Yesterday’s mall is today’s “lifestyle center.”
So says a panel of commercial real estate experts who gathered in Annapolis Tuesday for a forum on the future of mall developments, a staple of suburban life three decades ago.
The event, sponsored by the state chapter of the International Council of Shopping Centers, spotlighted a nagging issue for developers: What to do with multi-level retail and restaurant havens that years ago were seen as hubs and now are largely outdated and vacant?
“Today is not about mall extinction,” said David A. Katz, a commercial real estate attorney based in Washington for the firm Mulrenin & Associates. “Today is about mall evolution.”
That includes the newer-concept “lifestyle centers” such as the Annapolis Towne Centre, the Hunt Valley Towne Centre and the Avenue at White Marsh.
Such developments center on food and entertainment, the panelists said.
“If you don’t have that, you won’t make it,” said Walt Petrie, chairman of Petrie-Ross Ventures, which took down the Golden Ring Mall about 10 years ago and replaced it with a series of big-box stores as anchors filled in with smaller strips of retail in eastern Baltimore County.
Also essential in attracting shoppers is a grocery store as an anchor, he said.
“Malls got built to a point where there were not new opportunities and no new retailers,” he added. “The lifestyle centers have a grocery store. Everybody wants a grocery store. It’s a traffic generator, and everybody goes to the grocery at least one time a week, with some people going four or five times a week. You’re going to start seeing more in the mall areas.”
The three-member panel denounced any idea of future development of malls in Anne Arundel County, and Petrie said it is a matter of time until 26-year-old Marley Station in Glen Burnie is wiped out by the wrecking ball in favor of, perhaps, rental units.
“That mall is doomed,” Petrie said. “It will be torn down at some point.”
Likewise, he said, for the Westfield Annapolis mall, which Petrie described as an “800-pound gorilla” in the state’s capital.
“Everything is going to be de-malled,” Petrie said. “I just don’t see another mall being built in Anne Arundel County.”
Panelist Debra Mastin, vice president of leasing for Westfield, an international retail developer that owns the Westfield Annapolis mall, said the property is constantly seeking to upgrade and renew its features to attract shoppers to its 229 stores and eateries that include Nordstrom, Abercrombie & Fitch and Macy’s.
“We are adding a boutique food court,” she said of a new feature at the mall designed to attract young families.
Nearby, the newer “lifestyle center” Annapolis Towne Centre attracts large crowds each weekend, said Clarke B. Aburn, senior vice president for leasing with Greenberg Gibbons, the developer of the mixed-use center that includes office space, a residential tower and upscale retailers Brooks Brothers and Restoration Hardware. The 650,000 square feet of retail is anchored by a Whole Foods and Target.

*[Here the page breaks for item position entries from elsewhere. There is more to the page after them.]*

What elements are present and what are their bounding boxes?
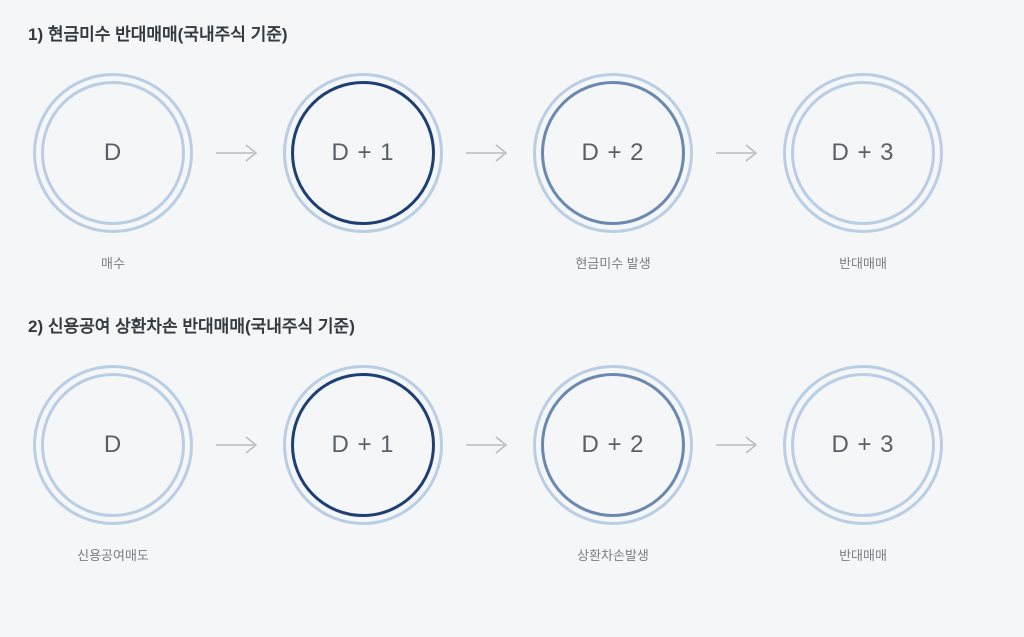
flow-step: D + 1 [278,365,448,563]
flow-step: D + 2 현금미수 발생 [528,73,698,272]
flow-row: D 신용공여매도 D + 1 D + 2 상환차손발생 D + 3 반대매매 [28,365,996,564]
step-code-label: D [104,139,122,167]
step-circle: D + 2 [533,365,693,525]
step-code-label: D + 3 [831,139,894,167]
step-circle: D + 3 [783,73,943,233]
flow-section: 2) 신용공여 상환차손 반대매매(국내주식 기준) D 신용공여매도 D + 1 D … [28,312,996,564]
step-code-label: D [104,431,122,459]
arrow-icon [448,73,528,233]
flow-step: D 매수 [28,73,198,272]
flow-step: D 신용공여매도 [28,365,198,564]
step-caption: 현금미수 발생 [575,253,650,272]
flow-step: D + 2 상환차손발생 [528,365,698,564]
flow-step: D + 3 반대매매 [778,365,948,564]
step-circle: D [33,73,193,233]
section-title: 1) 현금미수 반대매매(국내주식 기준) [28,20,996,45]
arrow-icon [448,365,528,525]
step-circle: D + 2 [533,73,693,233]
step-code-label: D + 1 [331,431,394,459]
step-circle: D + 1 [283,365,443,525]
flow-section: 1) 현금미수 반대매매(국내주식 기준) D 매수 D + 1 D + 2 현금미수 발… [28,20,996,272]
step-code-label: D + 2 [581,139,644,167]
step-caption: 상환차손발생 [577,545,649,564]
arrow-icon [198,73,278,233]
flow-row: D 매수 D + 1 D + 2 현금미수 발생 D + 3 반대매매 [28,73,996,272]
arrow-icon [698,365,778,525]
step-code-label: D + 2 [581,431,644,459]
step-caption: 신용공여매도 [77,545,149,564]
step-code-label: D + 1 [331,139,394,167]
step-circle: D + 1 [283,73,443,233]
step-caption: 매수 [101,253,125,272]
section-title: 2) 신용공여 상환차손 반대매매(국내주식 기준) [28,312,996,337]
step-circle: D + 3 [783,365,943,525]
step-caption: 반대매매 [839,253,887,272]
flow-step: D + 1 [278,73,448,271]
step-code-label: D + 3 [831,431,894,459]
step-caption: 반대매매 [839,545,887,564]
flow-step: D + 3 반대매매 [778,73,948,272]
step-circle: D [33,365,193,525]
arrow-icon [698,73,778,233]
arrow-icon [198,365,278,525]
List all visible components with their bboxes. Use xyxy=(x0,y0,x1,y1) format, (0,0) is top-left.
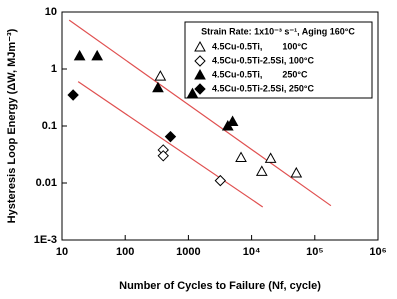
x-tick-label: 10⁴ xyxy=(243,246,261,258)
point xyxy=(154,70,167,81)
y-tick-label: 10 xyxy=(45,6,57,18)
point xyxy=(226,115,239,126)
point xyxy=(290,166,303,178)
fit-line xyxy=(68,19,332,207)
y-axis-title: Hysteresis Loop Energy (ΔW, MJm⁻³) xyxy=(6,28,18,223)
legend-marker xyxy=(194,40,206,52)
point xyxy=(73,49,86,61)
point xyxy=(91,49,104,61)
point xyxy=(152,81,164,93)
point xyxy=(67,89,79,101)
legend-label: 4.5Cu-0.5Ti, 100°C xyxy=(212,41,308,51)
fit-line xyxy=(77,81,264,208)
x-axis-title: Number of Cycles to Failure (Nf, cycle) xyxy=(119,280,321,292)
point xyxy=(255,165,268,176)
legend-label: 4.5Cu-0.5Ti-2.5Si, 100°C xyxy=(212,55,314,65)
plot-frame xyxy=(61,11,379,241)
x-tick-label: 10 xyxy=(56,246,68,258)
point xyxy=(164,130,177,143)
legend-marker xyxy=(194,68,206,80)
x-tick-label: 10⁶ xyxy=(369,246,386,258)
legend-box xyxy=(184,21,373,99)
y-tick-label: 0.01 xyxy=(36,177,57,189)
legend-label: 4.5Cu-0.5Ti-2.5Si, 250°C xyxy=(212,83,314,93)
point xyxy=(186,87,199,99)
y-tick-label: 1E-3 xyxy=(34,234,57,246)
point xyxy=(264,152,277,163)
point xyxy=(235,151,247,163)
legend-marker xyxy=(194,55,206,67)
x-tick-label: 100 xyxy=(116,246,134,258)
legend-title: Strain Rate: 1x10⁻³ s⁻¹, Aging 160°C xyxy=(201,26,355,36)
point xyxy=(214,174,227,187)
y-tick-label: 0.1 xyxy=(42,120,57,132)
point xyxy=(157,150,169,162)
legend-label: 4.5Cu-0.5Ti, 250°C xyxy=(212,69,308,79)
legend-marker xyxy=(194,83,206,95)
x-tick-label: 1000 xyxy=(176,246,200,258)
y-tick-label: 1 xyxy=(51,63,57,75)
x-tick-label: 10⁵ xyxy=(306,246,323,258)
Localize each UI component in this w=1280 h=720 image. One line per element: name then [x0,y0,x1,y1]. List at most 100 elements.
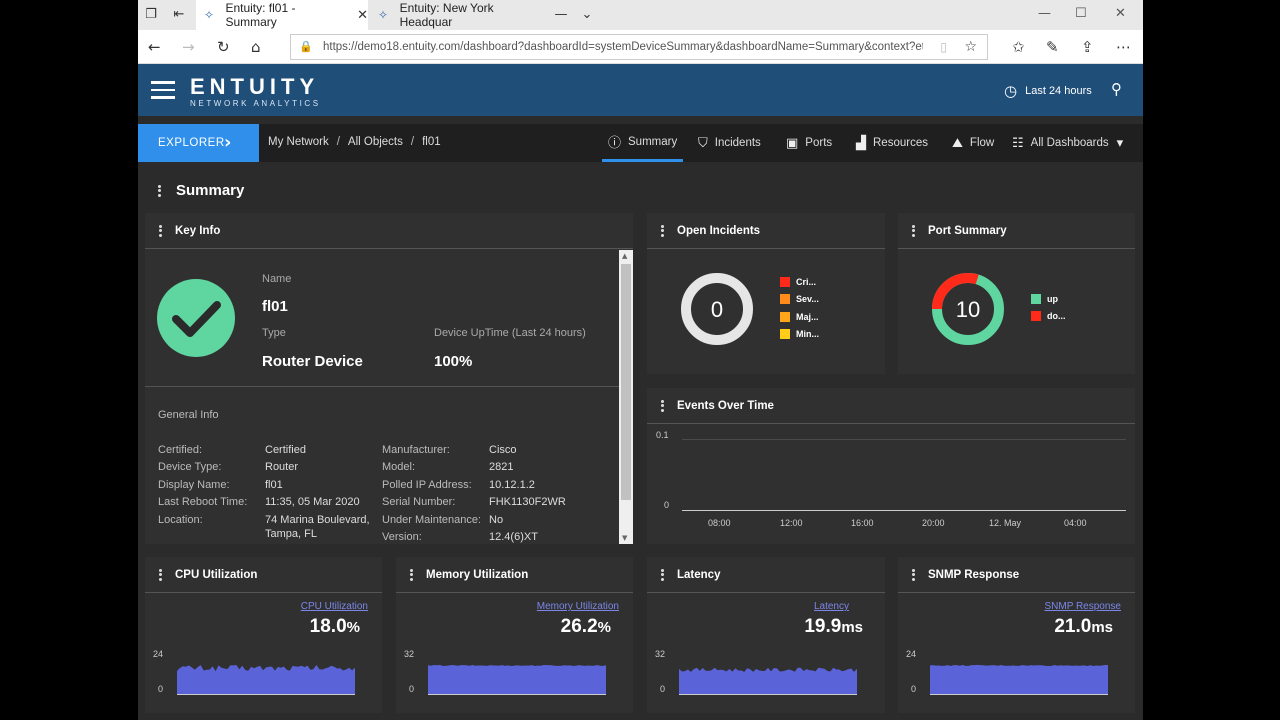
tab-list-chevron-icon[interactable]: ⌄ [581,7,593,22]
home-icon[interactable]: ⌂ [251,38,261,56]
port-donut-down-segment[interactable] [932,273,1004,345]
time-range-label: Last 24 hours [1025,85,1092,97]
port-donut[interactable]: 10 [931,272,1005,346]
panel-menu-kebab-icon[interactable] [159,567,163,582]
page-title: Summary [158,182,244,199]
latency-panel: Latency Latency 19.9ms 32 0 [647,557,885,713]
url-text[interactable]: https://demo18.entuity.com/dashboard?das… [323,41,923,53]
breadcrumb-my-network[interactable]: My Network [268,136,329,148]
divider [145,386,619,387]
legend-item-down[interactable]: do... [1031,308,1066,326]
legend-item-up[interactable]: up [1031,290,1066,308]
legend-item-critical[interactable]: Cri... [780,273,819,291]
metric-unit: % [346,619,360,636]
panel-header: Key Info [145,213,633,249]
legend-item-severe[interactable]: Sev... [780,291,819,309]
maximize-icon[interactable]: ☐ [1075,6,1087,21]
minimize-icon[interactable]: — [1038,6,1051,21]
back-icon[interactable]: ← [148,38,161,56]
key-info-panel: Key Info Name fl01 Type Router Device De… [145,213,633,544]
y-axis-tick: 0.1 [656,430,669,440]
new-tab-icon[interactable]: — [554,7,568,22]
share-icon[interactable]: ⇪ [1081,38,1094,56]
panel-header: Memory Utilization [396,557,633,593]
panel-title: Key Info [175,224,221,237]
chart-title-link[interactable]: Memory Utilization [536,601,619,612]
cpu-sparkline[interactable] [177,659,355,695]
incidents-donut[interactable]: 0 [680,272,754,346]
panel-header: Open Incidents [647,213,885,249]
metric-number: 19.9 [804,616,842,637]
legend-item-minor[interactable]: Min... [780,326,819,344]
tab-all-dashboards[interactable]: ☷ All Dashboards ▾ [1012,124,1123,162]
hamburger-menu-icon[interactable] [151,81,175,99]
tab-ports[interactable]: ▣ Ports [786,124,832,162]
breadcrumb-all-objects[interactable]: All Objects [347,136,403,148]
page-menu-kebab-icon[interactable] [158,183,162,198]
dashboard-nav: EXPLORER › My Network / All Objects / fl01 ⓘ… [138,124,1143,162]
x-axis-tick: 16:00 [851,518,874,528]
scroll-down-icon[interactable]: ▼ [622,534,628,542]
panel-header: Latency [647,557,885,593]
more-icon[interactable]: ⋯ [1116,38,1131,56]
y-axis-max: 32 [655,649,666,659]
field-value: FHK1130F2WR [489,496,566,508]
panel-menu-kebab-icon[interactable] [912,223,916,238]
panel-title: CPU Utilization [175,568,258,581]
y-axis-max: 24 [153,649,164,659]
scroll-up-icon[interactable]: ▲ [622,252,628,260]
y-axis-min: 0 [409,684,415,694]
tab-summary[interactable]: ⓘ Summary [602,124,684,162]
legend-item-major[interactable]: Maj... [780,308,819,326]
favorite-star-icon[interactable]: ☆ [964,39,977,55]
panel-header: Events Over Time [647,388,1135,424]
incidents-donut-ring [681,273,753,345]
forward-icon[interactable]: → [182,38,195,56]
set-tabs-aside-icon[interactable]: ⇤ [173,7,185,22]
key-info-scrollbar[interactable]: ▲ ▼ [619,250,633,544]
field-value: Certified [265,444,306,456]
y-axis-min: 0 [158,684,164,694]
url-input[interactable]: 🔒 https://demo18.entuity.com/dashboard?d… [290,34,988,60]
tab-resources[interactable]: ▟ Resources [856,124,928,162]
latency-sparkline[interactable] [679,659,857,695]
x-axis-tick: 20:00 [922,518,945,528]
metric-unit: % [597,619,611,636]
panel-menu-kebab-icon[interactable] [661,567,665,582]
chart-title-link[interactable]: CPU Utilization [300,601,368,612]
chart-title-link[interactable]: SNMP Response [1044,601,1121,612]
time-range-selector[interactable]: ◷ Last 24 hours [1004,82,1092,100]
field-value: 10.12.1.2 [489,479,535,491]
close-tab-icon[interactable]: ✕ [357,7,368,23]
name-label: Name [262,273,292,285]
memory-sparkline[interactable] [428,659,606,695]
browser-tab-new-york[interactable]: ✧ Entuity: New York Headquar [370,0,545,30]
uptime-label: Device UpTime (Last 24 hours) [434,327,586,339]
panel-menu-kebab-icon[interactable] [912,567,916,582]
browser-tab-summary[interactable]: ✧ Entuity: fl01 - Summary ✕ [196,0,368,30]
explorer-button[interactable]: EXPLORER › [138,124,259,162]
app-header: ENTUITY NETWORK ANALYTICS ◷ Last 24 hour… [138,64,1143,116]
refresh-icon[interactable]: ↻ [217,38,230,56]
tab-actions-icon[interactable]: ❐ [145,7,157,22]
panel-menu-kebab-icon[interactable] [159,223,163,238]
legend-label: Maj... [796,311,819,322]
logo-main-text: ENTUITY [190,74,320,99]
panel-menu-kebab-icon[interactable] [661,398,665,413]
tab-flow[interactable]: ⛰ Flow [952,124,994,162]
panel-menu-kebab-icon[interactable] [410,567,414,582]
search-icon[interactable]: ⚲ [1111,80,1122,98]
breadcrumb-fl01[interactable]: fl01 [422,136,441,148]
panel-menu-kebab-icon[interactable] [661,223,665,238]
snmp-sparkline[interactable] [930,659,1108,695]
reading-view-icon[interactable]: ▯ [940,40,947,54]
scrollbar-thumb[interactable] [621,264,631,500]
pen-icon[interactable]: ✎ [1046,38,1059,56]
close-window-icon[interactable]: ✕ [1115,6,1126,21]
page-title-text: Summary [176,182,245,199]
x-axis-tick: 04:00 [1064,518,1087,528]
chart-title-link[interactable]: Latency [813,601,849,612]
tab-incidents[interactable]: ⛉ Incidents [698,124,761,162]
favorites-icon[interactable]: ✩ [1012,38,1025,56]
metric-value: 19.9ms [804,616,863,638]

“These lifestyle centers have attracted new tenants,” Aburn said of smaller retail stores in a non-mall setting.
At the Annapolis Towne Centre, two round-abouts keep traffic flowing around the two-level strips of retail and restaurants. In the summer months, Aburn said, Greenberg Gibbons sponsors a summer concert series as a marketing tool each Friday.
“Marketing money is tight,” he said. “But this has helped people feel like the Annapolis Towne Centre is their place, and it’s helping us to make a connection with a certain customer.”